= Empress Dowager Li (Later Shu) =

Chinese Empress Dowager

Empress Dowager Li (李太后, personal name unknown; died 965) was the mother of Meng Chang, the last emperor of the Chinese Five Dynasties and Ten Kingdoms period state Later Shu. She was a concubine of Meng Chang's father Meng Zhixiang (Emperor Gaozu).

== Background ==
It is not known when the future Empress Dowager Li was born, but it is known that she was from Taiyuan. At one point, she became a concubine of Li Cunxu—the future founding emperor of Later Tang and, at that time, the heir to Li Keyong the Prince of Jin. Sometime later, she was awarded to the Jin official Meng Zhixiang as a concubine of his, possibly as an attendant to Li Keyong's daughter, whom Li Keyong gave in marriage to Meng as Meng's wife.

== As Meng Zhixiang's concubine ==
In 918 or 919, there was a time when Lady Li dreamed of a star falling into her abdomen. She informed this dream to Meng Zhixiang's wife (who would later, after Later Tang's founding in 923, be created the Grand Princess Qionghua), who believed this to be a favorable omen. The future princess thus had her attend to Meng. She gave birth to his third son Meng Renzan in late 919.

In 934, Meng Zhixiang, who then carried the title of Prince of Shu as a Later Tang subject, declared himself Emperor of Shu. With Grand Princess Qionghua having died by that point, he posthumously honored her as empress, and created Lady Li an imperial consort, initially with the rank of Furen (夫人), and then the greater title Guifei (貴妃).

== As empress dowager ==
Meng Zhixiang died in later 934, and Meng Renzan, who then changed his name to Meng Chang, took the throne. In 935, he honored Consort Li as empress dowager.

Empress Dowager Li was said to be intelligent and of good judgment. However, there were few references made to her being involved in Meng Chang's governance. The one exception was a reference in 957, when she became worried that the Later Shu military commands were in the hands of the wrong people. She stated to Meng Chang:

I had previously watched Emperor Zhuangzong [(i.e., Li Cunxu)] battle Liang forces across the River, and also the acts of the late Emperor [(i.e., Meng Zhixiang)], both at Taiyuan and in conquering the Shu region. Under them, unless the generals had great accomplishments, they would not be allowed to command armies, so the soldiers became respectful and fearful. Among our current generals, Wang Zhaoyuan was originally a servant of ours; and Yi Shenzheng [(伊審徵)], Han Baozhen [(韓保貞)], and Zhao Chongtao [(趙崇韜)] are all young, inexperienced sons from aristocratic families. None of them had real military experience, and we are merely commissioning them because of their relationships with us. In ordinary times, no one would dare to object. But if there are troubles on the borders, how can they battle the great enemies? The way I see it, only Gao Yanchou [(高彥儔)] is an old soldier from Taiyuan who would not abuse your trust. No other is suitable.
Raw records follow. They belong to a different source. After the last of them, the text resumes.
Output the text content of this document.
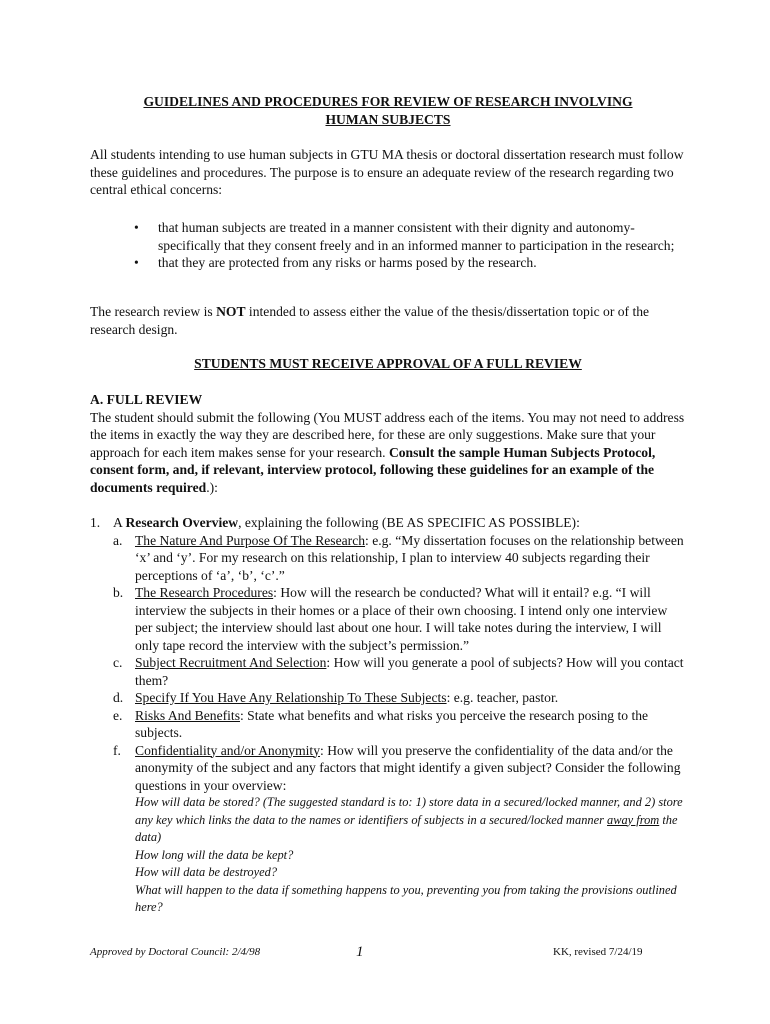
GUIDELINES AND PROCEDURES FOR REVIEW OF RESEARCH INVOLVING
HUMAN SUBJECTS
All students intending to use human subjects in GTU MA thesis or doctoral dissertation research must follow these guidelines and procedures. The purpose is to ensure an adequate review of the research regarding two central ethical concerns:
• that human subjects are treated in a manner consistent with their dignity and autonomy-specifically that they consent freely and in an informed manner to participation in the research;
• that they are protected from any risks or harms posed by the research.
The research review is NOT intended to assess either the value of the thesis/dissertation topic or of the research design.
STUDENTS MUST RECEIVE APPROVAL OF A FULL REVIEW
A. FULL REVIEW
The student should submit the following (You MUST address each of the items. You may not need to address the items in exactly the way they are described here, for these are only suggestions. Make sure that your approach for each item makes sense for your research. Consult the sample Human Subjects Protocol, consent form, and, if relevant, interview protocol, following these guidelines for an example of the documents required.):
1. A Research Overview, explaining the following (BE AS SPECIFIC AS POSSIBLE):
a. The Nature And Purpose Of The Research: e.g. “My dissertation focuses on the relationship between ‘x’ and ‘y’. For my research on this relationship, I plan to interview 40 subjects regarding their perceptions of ‘a’, ‘b’, ‘c’.”
b. The Research Procedures: How will the research be conducted? What will it entail? e.g. “I will interview the subjects in their homes or a place of their own choosing. I intend only one interview per subject; the interview should last about one hour. I will take notes during the interview, I will only tape record the interview with the subject’s permission.”
c. Subject Recruitment And Selection: How will you generate a pool of subjects? How will you contact them?
d. Specify If You Have Any Relationship To These Subjects: e.g. teacher, pastor.
e. Risks And Benefits: State what benefits and what risks you perceive the research posing to the subjects.
f. Confidentiality and/or Anonymity: How will you preserve the confidentiality of the data and/or the anonymity of the subject and any factors that might identify a given subject? Consider the following questions in your overview:
How will data be stored? (The suggested standard is to: 1) store data in a secured/locked manner, and 2) store any key which links the data to the names or identifiers of subjects in a secured/locked manner away from the data)
How long will the data be kept?
How will data be destroyed?
What will happen to the data if something happens to you, preventing you from taking the provisions outlined here?
Approved by Doctoral Council: 2/4/98	1	KK, revised 7/24/19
Meng Chang did not listen to her, however.

== After Later Shu's fall ==
In 964, the Song dynasty conquered Later Shu. Meng Chang, who surrendered to the Song forces, was taken to the Song capital Kaifeng, as was Empress Dowager Li. After they arrived in Kaifeng in 965, Song's Emperor Taizu treated them with respect, and referred to Empress Dowager Li as "mother of the State." He said to her, "Mother of the State, please treat yourself well and do not worry. If you missed your home land, I will find a day to have you escorted back there." Empress Dowager Li pointed out that she was from Taiyuan and wanted to retire there. As Taiyuan was then under the control of Song's rival state Northern Han, which Emperor Taizu was planning to conquer, Emperor Taizu viewed her remarks as good omen and was very pleased, informing her that he would allow her to do so as soon as he conquered Northern Han. He also greatly rewarded her with wealth.

However, Meng Chang died a few days after arriving at Kaifeng. Empress Dowager Li did not weep for him, but instead poured wine on the ground, stating:

You could not die for the state, and sought to live until now. The reason why I endured and did not die was you. Now you are dead. Why should I live on?

She stopped eating, and died several days later. Emperor Taizu was saddened by her death, and had both Meng Chang and her buried at Luoyang in a grand ceremony.

== Notes and references ==

- New History of the Five Dynasties, vol. 64.
- History of Song, vol. 479.
- Zizhi Tongjian, vols. 279, 293.
- Continuation to the Zizhi Tongjian, vol. 4.
- Spring and Autumn Annals of the Ten Kingdoms, vol. 50.